Aware of the fact that every brand identity tool can be a vehicle for leveraging sponsorship, the most skilled brands have learned to use image rights to an infinite extent of supports. From business cards to powerpoint presentations sporting the “official partner” wording, from envelopes with the image of famous athletes to in-store POP materials with the image of the great champion; opportunities are endless. In absolutely virtuous cases, also the company signature on emails carries the “Official Sponsor of” marking.
Truth be told, some usages are definitely more common than others and may represent the initial framework of a strategy of exploitation of image rights:
TV ADS: The best use of image rights is certainly the one that brings sponsorship in the most popular means of communication for the last hundred years: TV. Athletes, events and big teams can become the subject of memorable and easily viral adv, thanks to the immediate transmission on YouTube and web channels. But be careful: if it is true that you can use athletes for your commercial, this does not mean that you’re not going to pay for the costs of production. You will be economically for and you have to direct, produce, post and edit everything.

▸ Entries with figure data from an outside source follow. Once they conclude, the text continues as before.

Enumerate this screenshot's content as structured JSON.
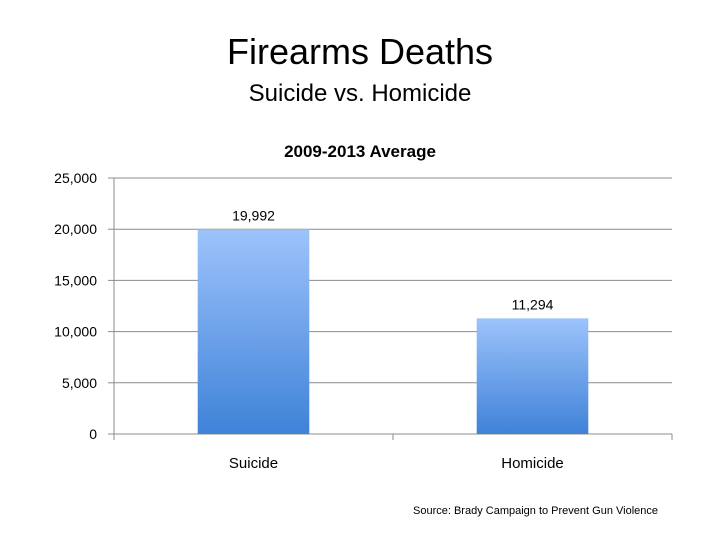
{
  "slide": {
    "title": "Firearms Deaths",
    "subtitle": "Suicide vs. Homicide",
    "source": "Source: Brady Campaign to Prevent Gun Violence"
  },
  "chart_data": {
    "type": "bar",
    "title": "2009-2013 Average",
    "xlabel": "",
    "ylabel": "",
    "categories": [
      "Suicide",
      "Homicide"
    ],
    "values": [
      19992,
      11294
    ],
    "data_labels": [
      "19,992",
      "11,294"
    ],
    "ylim": [
      0,
      25000
    ],
    "yticks": [
      0,
      5000,
      10000,
      15000,
      20000,
      25000
    ],
    "ytick_labels": [
      "0",
      "5,000",
      "10,000",
      "15,000",
      "20,000",
      "25,000"
    ],
    "grid": true,
    "legend": "none",
    "colors": {
      "bar_top": "#9dc3fb",
      "bar_bottom": "#3f82d8",
      "gridline": "#8c8c8c",
      "axis": "#8c8c8c"
    }
  }
}
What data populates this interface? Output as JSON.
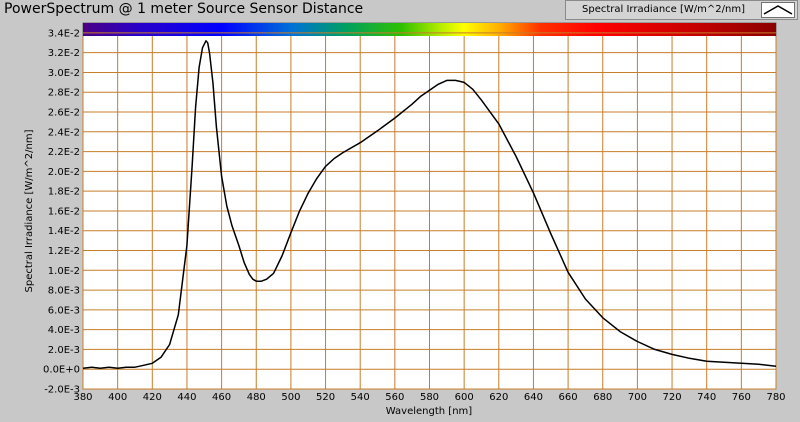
{
  "window": {
    "title": "PowerSpectrum @ 1 meter Source Sensor Distance"
  },
  "legend": {
    "label": "Spectral Irradiance [W/m^2/nm]",
    "swatch_icon": "peak-line-icon"
  },
  "colors": {
    "panel_background": "#c8c8c8",
    "plot_background": "#ffffff",
    "grid": "#c87d2a",
    "trace": "#000000"
  },
  "chart_data": {
    "type": "line",
    "xlabel": "Wavelength [nm]",
    "ylabel": "Spectral Irradiance [W/m^2/nm]",
    "xlim": [
      380,
      780
    ],
    "ylim": [
      -0.002,
      0.035
    ],
    "grid": true,
    "legend_position": "top-right",
    "x_ticks": [
      380,
      400,
      420,
      440,
      460,
      480,
      500,
      520,
      540,
      560,
      580,
      600,
      620,
      640,
      660,
      680,
      700,
      720,
      740,
      760,
      780
    ],
    "x_tick_labels": [
      "380",
      "400",
      "420",
      "440",
      "460",
      "480",
      "500",
      "520",
      "540",
      "560",
      "580",
      "600",
      "620",
      "640",
      "660",
      "680",
      "700",
      "720",
      "740",
      "760",
      "780"
    ],
    "y_ticks": [
      -0.002,
      0,
      0.002,
      0.004,
      0.006,
      0.008,
      0.01,
      0.012,
      0.014,
      0.016,
      0.018,
      0.02,
      0.022,
      0.024,
      0.026,
      0.028,
      0.03,
      0.032,
      0.034
    ],
    "y_tick_labels": [
      "-2.0E-3",
      "0.0E+0",
      "2.0E-3",
      "4.0E-3",
      "6.0E-3",
      "8.0E-3",
      "1.0E-2",
      "1.2E-2",
      "1.4E-2",
      "1.6E-2",
      "1.8E-2",
      "2.0E-2",
      "2.2E-2",
      "2.4E-2",
      "2.6E-2",
      "2.8E-2",
      "3.0E-2",
      "3.2E-2",
      "3.4E-2"
    ],
    "series": [
      {
        "color": "#000000",
        "x": [
          380,
          385,
          390,
          395,
          400,
          405,
          410,
          415,
          420,
          425,
          430,
          435,
          440,
          443,
          445,
          447,
          449,
          451,
          452,
          453,
          455,
          457,
          460,
          463,
          466,
          470,
          473,
          476,
          478,
          480,
          483,
          486,
          490,
          495,
          500,
          505,
          510,
          515,
          520,
          525,
          530,
          540,
          550,
          560,
          570,
          575,
          580,
          585,
          590,
          595,
          600,
          605,
          610,
          620,
          630,
          640,
          650,
          660,
          670,
          680,
          690,
          700,
          710,
          720,
          730,
          740,
          750,
          760,
          770,
          780
        ],
        "y": [
          0.0001,
          0.0002,
          0.0001,
          0.0002,
          0.0001,
          0.0002,
          0.0002,
          0.0004,
          0.0006,
          0.0012,
          0.0025,
          0.0055,
          0.0125,
          0.0205,
          0.0265,
          0.0305,
          0.0325,
          0.0332,
          0.033,
          0.032,
          0.029,
          0.0245,
          0.0195,
          0.0165,
          0.0145,
          0.0125,
          0.0108,
          0.0096,
          0.0091,
          0.0089,
          0.0089,
          0.0091,
          0.0097,
          0.0115,
          0.0138,
          0.016,
          0.0178,
          0.0193,
          0.0205,
          0.0213,
          0.0219,
          0.0229,
          0.0241,
          0.0254,
          0.0268,
          0.0276,
          0.0282,
          0.0288,
          0.0292,
          0.0292,
          0.029,
          0.0283,
          0.0272,
          0.0248,
          0.0215,
          0.0178,
          0.0137,
          0.0098,
          0.0071,
          0.0052,
          0.0038,
          0.0028,
          0.002,
          0.0015,
          0.0011,
          0.0008,
          0.0007,
          0.0006,
          0.0005,
          0.0003
        ]
      }
    ]
  }
}
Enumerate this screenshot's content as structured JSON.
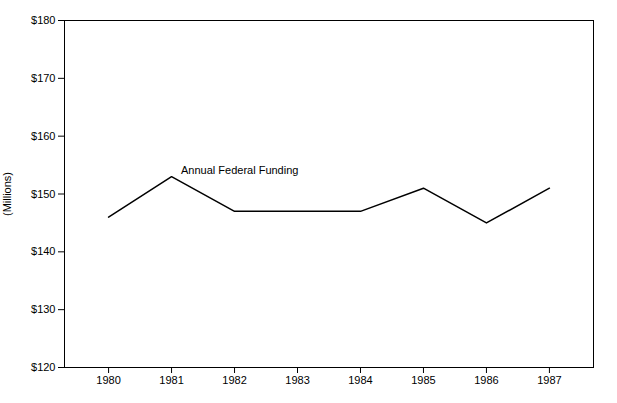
{
  "chart_data": {
    "type": "line",
    "x": [
      1980,
      1981,
      1982,
      1983,
      1984,
      1985,
      1986,
      1987
    ],
    "values": [
      146,
      153,
      147,
      147,
      147,
      151,
      145,
      151
    ],
    "color": "#000000",
    "ylabel": "(Millions)",
    "xlim": [
      1979.3,
      1987.7
    ],
    "xticks": [
      1980,
      1981,
      1982,
      1983,
      1984,
      1985,
      1986,
      1987
    ],
    "ylim": [
      120,
      180
    ],
    "yticks": [
      {
        "value": 120,
        "label": "$120"
      },
      {
        "value": 130,
        "label": "$130"
      },
      {
        "value": 140,
        "label": "$140"
      },
      {
        "value": 150,
        "label": "$150"
      },
      {
        "value": 160,
        "label": "$160"
      },
      {
        "value": 170,
        "label": "$170"
      },
      {
        "value": 180,
        "label": "$180"
      }
    ],
    "grid": false,
    "annotations": [
      {
        "text": "Annual Federal Funding",
        "x": 1981.15,
        "y": 153.5
      }
    ]
  }
}
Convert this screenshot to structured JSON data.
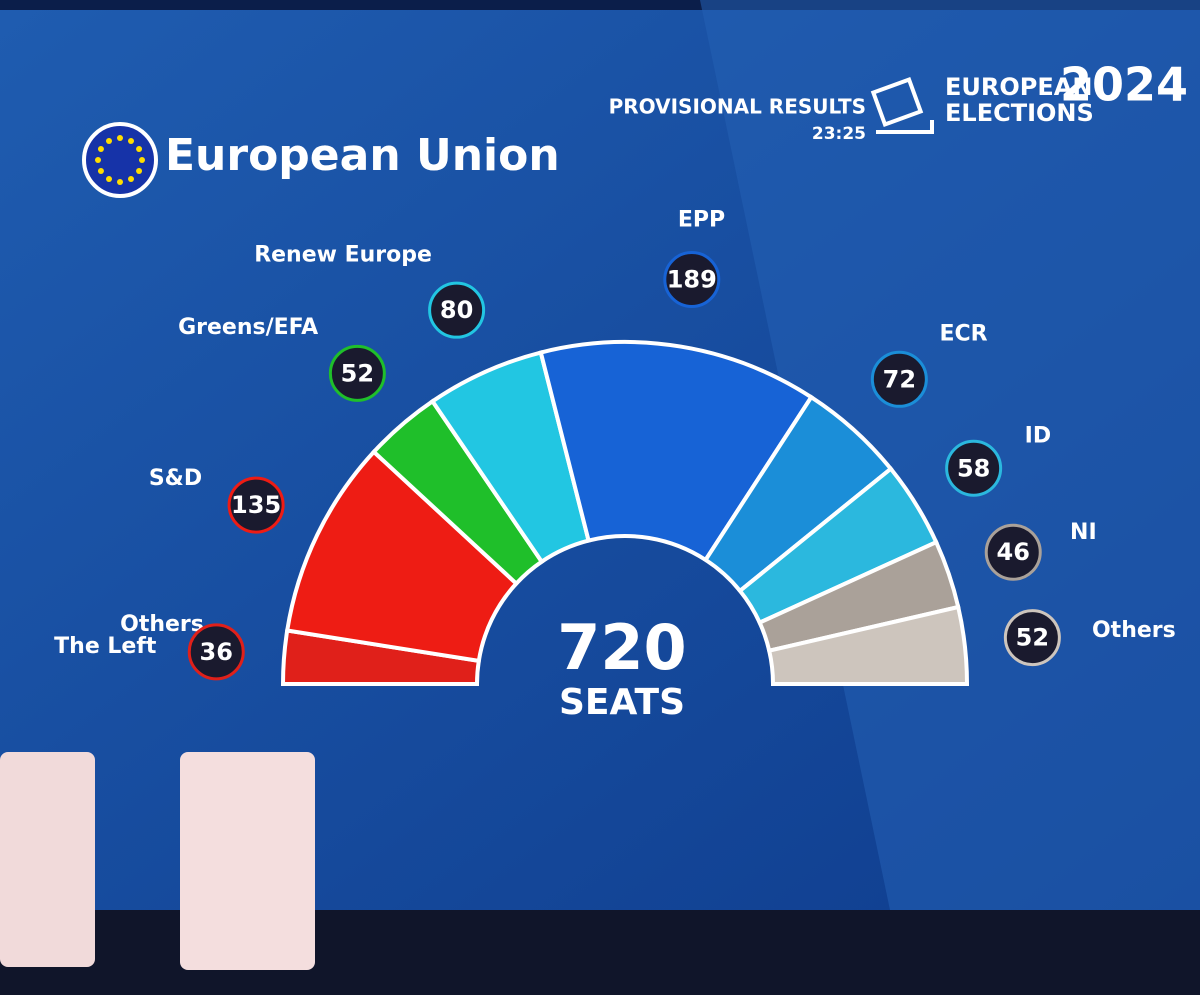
{
  "header": {
    "status": "PROVISIONAL RESULTS",
    "time": "23:25",
    "event": [
      "EUROPEAN",
      "ELECTIONS"
    ],
    "year": "2024"
  },
  "chart_data": {
    "type": "hemicycle",
    "title": "European Union",
    "categories": [
      "The Left",
      "S&D",
      "Greens/EFA",
      "Renew Europe",
      "EPP",
      "ECR",
      "ID",
      "NI",
      "Others"
    ],
    "values": [
      36,
      135,
      52,
      80,
      189,
      72,
      58,
      46,
      52
    ],
    "colors": [
      "#e0201a",
      "#ee1c14",
      "#1fbf2a",
      "#22c6e2",
      "#1763d6",
      "#1b8ed8",
      "#2bb8de",
      "#aaa199",
      "#cdc5bd"
    ],
    "total": 720,
    "total_label": "SEATS",
    "annotations": [
      "Others"
    ]
  }
}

PRESS: The above also applies obviously to posters, newspapers, billboards to spread around cities and magazines of all kinds.
SOCIAL MEDIA: brands too often underestimated the opportunity to use video, footage and images on their social media. Sport at its highest level is an extremely popular subject and a source of endless discussion and engagement online and can be exploited as a topic to populate the company’s profiles and pages.
CONTESTS AND RAFFLES: competitions or contests are often used by companies as a promotional vehicle. These are carried out internally among the sales force or externally among the general public to increase engagement. However, for example, it is impossible to launch a contest entitled “Win the Grand Prix of Italy” if you are not a sponsor of the MotoGP or F1, just as you cannot write “Win the Wimbledon Final” without being a WTA or ATP sponsor
NOTE: the trademarks, images and activations used in this article do not always come from our direct work and are used for illustrative purposes only.